FIGURE 2.13 Air temperature increases with decreasing elevation because increasing air density leads to more frequent collisions among air molecules. This adiabatic (no change in energy content) heating depends in part on the moisture content of air, as evaporation or condensation of water moderates the trend that would occur in dry air.

The general relationship graphed in Figure 2.13can be examined for specific cases, and for details that cause some deviations from the central pattern. Figure 2.14compares daily high and low temperatures for a valley in the Rocky Mountains of Colorado, USA with corresponding temperatures in the foothills about 50 km away.

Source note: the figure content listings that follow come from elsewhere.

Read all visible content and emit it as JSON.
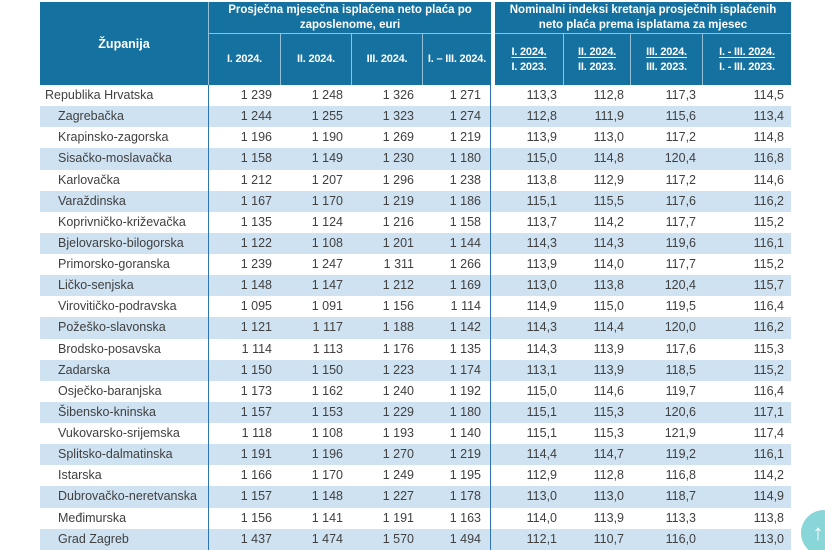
{
  "header": {
    "county_col": "Županija",
    "group1": {
      "title": "Prosječna mjesečna isplaćena neto plaća po zaposlenome, euri",
      "subcols": [
        "I. 2024.",
        "II. 2024.",
        "III. 2024.",
        "I. – III. 2024."
      ]
    },
    "group2": {
      "title": "Nominalni indeksi kretanja prosječnih isplaćenih neto plaća prema isplatama za mjesec",
      "subcols": [
        {
          "top": "I. 2024.",
          "bottom": "I. 2023."
        },
        {
          "top": "II. 2024.",
          "bottom": "II. 2023."
        },
        {
          "top": "III. 2024.",
          "bottom": "III. 2023."
        },
        {
          "top": "I. - III. 2024.",
          "bottom": "I. - III. 2023."
        }
      ]
    }
  },
  "table": {
    "rows": [
      {
        "name": "Republika Hrvatska",
        "indent": 0,
        "values": [
          "1 239",
          "1 248",
          "1 326",
          "1 271",
          "113,3",
          "112,8",
          "117,3",
          "114,5"
        ]
      },
      {
        "name": "Zagrebačka",
        "indent": 1,
        "values": [
          "1 244",
          "1 255",
          "1 323",
          "1 274",
          "112,8",
          "111,9",
          "115,6",
          "113,4"
        ]
      },
      {
        "name": "Krapinsko-zagorska",
        "indent": 1,
        "values": [
          "1 196",
          "1 190",
          "1 269",
          "1 219",
          "113,9",
          "113,0",
          "117,2",
          "114,8"
        ]
      },
      {
        "name": "Sisačko-moslavačka",
        "indent": 1,
        "values": [
          "1 158",
          "1 149",
          "1 230",
          "1 180",
          "115,0",
          "114,8",
          "120,4",
          "116,8"
        ]
      },
      {
        "name": "Karlovačka",
        "indent": 1,
        "values": [
          "1 212",
          "1 207",
          "1 296",
          "1 238",
          "113,8",
          "112,9",
          "117,2",
          "114,6"
        ]
      },
      {
        "name": "Varaždinska",
        "indent": 1,
        "values": [
          "1 167",
          "1 170",
          "1 219",
          "1 186",
          "115,1",
          "115,5",
          "117,6",
          "116,2"
        ]
      },
      {
        "name": "Koprivničko-križevačka",
        "indent": 1,
        "values": [
          "1 135",
          "1 124",
          "1 216",
          "1 158",
          "113,7",
          "114,2",
          "117,7",
          "115,2"
        ]
      },
      {
        "name": "Bjelovarsko-bilogorska",
        "indent": 1,
        "values": [
          "1 122",
          "1 108",
          "1 201",
          "1 144",
          "114,3",
          "114,3",
          "119,6",
          "116,1"
        ]
      },
      {
        "name": "Primorsko-goranska",
        "indent": 1,
        "values": [
          "1 239",
          "1 247",
          "1 311",
          "1 266",
          "113,9",
          "114,0",
          "117,7",
          "115,2"
        ]
      },
      {
        "name": "Ličko-senjska",
        "indent": 1,
        "values": [
          "1 148",
          "1 147",
          "1 212",
          "1 169",
          "113,0",
          "113,8",
          "120,4",
          "115,7"
        ]
      },
      {
        "name": "Virovitičko-podravska",
        "indent": 1,
        "values": [
          "1 095",
          "1 091",
          "1 156",
          "1 114",
          "114,9",
          "115,0",
          "119,5",
          "116,4"
        ]
      },
      {
        "name": "Požeško-slavonska",
        "indent": 1,
        "values": [
          "1 121",
          "1 117",
          "1 188",
          "1 142",
          "114,3",
          "114,4",
          "120,0",
          "116,2"
        ]
      },
      {
        "name": "Brodsko-posavska",
        "indent": 1,
        "values": [
          "1 114",
          "1 113",
          "1 176",
          "1 135",
          "114,3",
          "113,9",
          "117,6",
          "115,3"
        ]
      },
      {
        "name": "Zadarska",
        "indent": 1,
        "values": [
          "1 150",
          "1 150",
          "1 223",
          "1 174",
          "113,1",
          "113,9",
          "118,5",
          "115,2"
        ]
      },
      {
        "name": "Osječko-baranjska",
        "indent": 1,
        "values": [
          "1 173",
          "1 162",
          "1 240",
          "1 192",
          "115,0",
          "114,6",
          "119,7",
          "116,4"
        ]
      },
      {
        "name": "Šibensko-kninska",
        "indent": 1,
        "values": [
          "1 157",
          "1 153",
          "1 229",
          "1 180",
          "115,1",
          "115,3",
          "120,6",
          "117,1"
        ]
      },
      {
        "name": "Vukovarsko-srijemska",
        "indent": 1,
        "values": [
          "1 118",
          "1 108",
          "1 193",
          "1 140",
          "115,1",
          "115,3",
          "121,9",
          "117,4"
        ]
      },
      {
        "name": "Splitsko-dalmatinska",
        "indent": 1,
        "values": [
          "1 191",
          "1 196",
          "1 270",
          "1 219",
          "114,4",
          "114,7",
          "119,2",
          "116,1"
        ]
      },
      {
        "name": "Istarska",
        "indent": 1,
        "values": [
          "1 166",
          "1 170",
          "1 249",
          "1 195",
          "112,9",
          "112,8",
          "116,8",
          "114,2"
        ]
      },
      {
        "name": "Dubrovačko-neretvanska",
        "indent": 1,
        "values": [
          "1 157",
          "1 148",
          "1 227",
          "1 178",
          "113,0",
          "113,0",
          "118,7",
          "114,9"
        ]
      },
      {
        "name": "Međimurska",
        "indent": 1,
        "values": [
          "1 156",
          "1 141",
          "1 191",
          "1 163",
          "114,0",
          "113,9",
          "113,3",
          "113,8"
        ]
      },
      {
        "name": "Grad Zagreb",
        "indent": 1,
        "values": [
          "1 437",
          "1 474",
          "1 570",
          "1 494",
          "112,1",
          "110,7",
          "116,0",
          "113,0"
        ]
      }
    ]
  },
  "icons": {
    "arrow_up": "↑"
  },
  "colors": {
    "header_bg": "#15719f",
    "row_stripe": "#cfe2f2",
    "divider_line": "#2e74b5",
    "body_text": "#404040",
    "scroll_button": "#5ac6c9"
  }
}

Rising 1500 m in elevation lowered air pressure by 17%, reducing the summertime average daily highs by about 8 °C, and the average daily lows by 10 °C. The differences in daily lows were smaller in winter, only about 2–3 °C. During the warm season, the lower humidity of the air allowed for a stronger elevation effect than occurred during cool periods when condensation of water moderated temperature changes. Some days in winter were actually warmer at the higher elevation, illustrating the occasional importance of shifting weather systems and cold‐air inversions.

FIGURE 2.14 Daily comparisons of high and low temperatures at locations that differ by 1500 m in elevation showed a general pattern that also included specific days that were higher or lower than the trend. Some of the variation related to the moisture content of the air, especially on colder days, and other variation relates to cloudiness and shifting weather systems.

Source:Data from Steven Fassnacht.

The complex physics of radiant energy and heat transfers come together to determine the temperatures that influence the development and success (or failure) of organisms. For example, the differences in incoming sunlight between N‐ and S‐facing aspects of a glacial valley in Colorado, USA resulted in an average difference in air temperature (2 m above the ground) of 1 °C, the equivalent difference associated with a 200‐km difference in latitude (on flat terrain). This difference was also large enough to affect the accumulation and retention of snow, which in turn influenced soil temperatures. Snow is a good insulator, and soils beneath deep snow may stay near 0 °C in winter, compared to lower temperatures in soils unprotected by snow. In December, a small amount of snow on the cooler N‐facing side of the valley kept soil temperatures a few degrees warmer than across the valley on the S‐facing slope ( Figure 2.15). In May, the greater accumulation and slower melting of snow on the cooler N‐facing side kept the soil near freezing while the soil on the S‐facing warmed with spring sunshine.